After removal of the crust, the small ulceration produced should be energetically scraped with a sharp curette.  With a versicle or bulla, the dome should be removed and the margins of the ulceration scraped.

To sample an oozing lesion, the lesion should be either scraped and smeared on a slide or it may be gently abraded with a cotton swab soaked in albumin which is then smeared onto one or more slides.

However the material is collected, it is spread onto one or more slides and spray-fixed immediately.

SPUTUM SPECIMEN COLLECTION

SPECIMEN REQUIRED:
A minimum of 2 ml of sputum in a screw-top container with an equal volume of CytoLyt preservative.

The ideal sputum specimen consists of a deep early morning cough uncontaminated by food or excessive saliva.  The following steps will help the patient produce a good specimen:

1. Upon awakening, have the patient first brush their teeth, rinse their mouth and gargle.
2. Have the patient inhale as deeply as possible several times and cough vigorously.  A deep cough specimen from the lungs themselves is required.  Saliva is useless for diagnostic purposes.
3. Collect the specimen in a screw-top container containing CytoLyt preservative.  Screw the cap on tightly and shake the container vigorously.  Outpatients do not have CytoLyt preservative containers and should refrigerate specimen at home and deliver to the laboratory ASAP.
4. The specimen(s) and Test Request should then be submitted to RML as soon as possible.  The fixative will keep the specimen preserved satisfactorily for about one week.

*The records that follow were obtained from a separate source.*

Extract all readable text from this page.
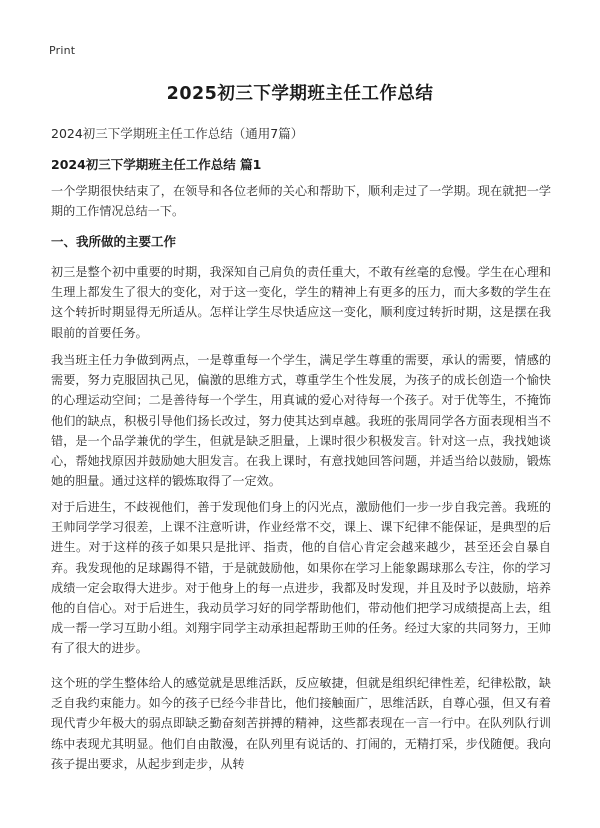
Print
2025初三下学期班主任工作总结
2024初三下学期班主任工作总结（通用7篇）
2024初三下学期班主任工作总结 篇1

一个学期很快结束了，在领导和各位老师的关心和帮助下，顺利走过了一学期。现在就把一学期的工作情况总结一下。

一、我所做的主要工作

初三是整个初中重要的时期，我深知自己肩负的责任重大，不敢有丝毫的怠慢。学生在心理和生理上都发生了很大的变化，对于这一变化，学生的精神上有更多的压力，而大多数的学生在这个转折时期显得无所适从。怎样让学生尽快适应这一变化，顺利度过转折时期，这是摆在我眼前的首要任务。

我当班主任力争做到两点，一是尊重每一个学生，满足学生尊重的需要，承认的需要，情感的需要，努力克服固执己见，偏激的思维方式，尊重学生个性发展，为孩子的成长创造一个愉快的心理运动空间；二是善待每一个学生，用真诚的爱心对待每一个孩子。对于优等生，不掩饰他们的缺点，积极引导他们扬长改过，努力使其达到卓越。我班的张周同学各方面表现相当不错，是一个品学兼优的学生，但就是缺乏胆量，上课时很少积极发言。针对这一点，我找她谈心，帮她找原因并鼓励她大胆发言。在我上课时，有意找她回答问题，并适当给以鼓励，锻炼她的胆量。通过这样的锻炼取得了一定效。

对于后进生，不歧视他们，善于发现他们身上的闪光点，激励他们一步一步自我完善。我班的王帅同学学习很差，上课不注意听讲，作业经常不交，课上、课下纪律不能保证，是典型的后进生。对于这样的孩子如果只是批评、指责，他的自信心肯定会越来越少，甚至还会自暴自弃。我发现他的足球踢得不错，于是就鼓励他，如果你在学习上能象踢球那么专注，你的学习成绩一定会取得大进步。对于他身上的每一点进步，我都及时发现，并且及时予以鼓励，培养他的自信心。对于后进生，我动员学习好的同学帮助他们，带动他们把学习成绩提高上去，组成一帮一学习互助小组。刘翔宇同学主动承担起帮助王帅的任务。经过大家的共同努力，王帅有了很大的进步。

这个班的学生整体给人的感觉就是思维活跃，反应敏捷，但就是组织纪律性差，纪律松散，缺乏自我约束能力。如今的孩子已经今非昔比，他们接触面广，思维活跃，自尊心强，但又有着现代青少年极大的弱点即缺乏勤奋刻苦拼搏的精神，这些都表现在一言一行中。在队列队行训练中表现尤其明显。他们自由散漫，在队列里有说话的、打闹的，无精打采，步伐随便。我向孩子提出要求，从起步到走步，从转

If the patient is unable to produce an adequate specimen, 5-10 minutes of inhalation therapy prior to coughing may be helpful.  Sputum specimens collected the day following procedures such as bronchial washing or brushing are often particularly rich in diagnostic cellular material.

It is recommended that for best results, three consecutive morning specimens be collected and submitted daily.

Specimen collection kits are available from the RML Purchasing Department upon request.

URINE SPECIMEN COLLECTION

SPECIMEN REQUIRED:
50-100 ml.

MALE PATIENTS:  Voided urine - collect the last third of the first morning specimen or a catheterized urine specimen may be submitted.

FEMALE PATIENTS:  A catheterized urine specimen is preferred because of the contamination of voided specimens by vaginal secretions.  If a catheterized specimen cannot be obtained, the last third of the first morning voided urine should be submitted.

1. Mix the specimen with an equal volume of CytoLyt preservative.
2. Label the specimen "Urine in CytoLyt".
3. Refrigerate the specimen and ship as soon as possible.

SPECIMEN REQUIRED:
5-100 ml of wash fluid.

The hollow organs of the body and various wound and surgical sites may be rinsed and the washings submitted for cytologic analysis.  The procedure for the collection of cytology specimens is the same for all sites except for gastric washings.

1. Collect the aspirated rinse in a sterile container.
2. If the fluid is bloody, add one of the following
   • Heparin - 5-10 units/ml fluid
   • EDTA - 1 mg/ml fluid
   • Sodium Citrate 3.8% - 1 ml/10 ml fluid
3. Refrigerate the specimen and ship cool as soon as possible.
4. If a delay of more than six hours is anticipated before processing, add an equal volume of CytoLyt preservative.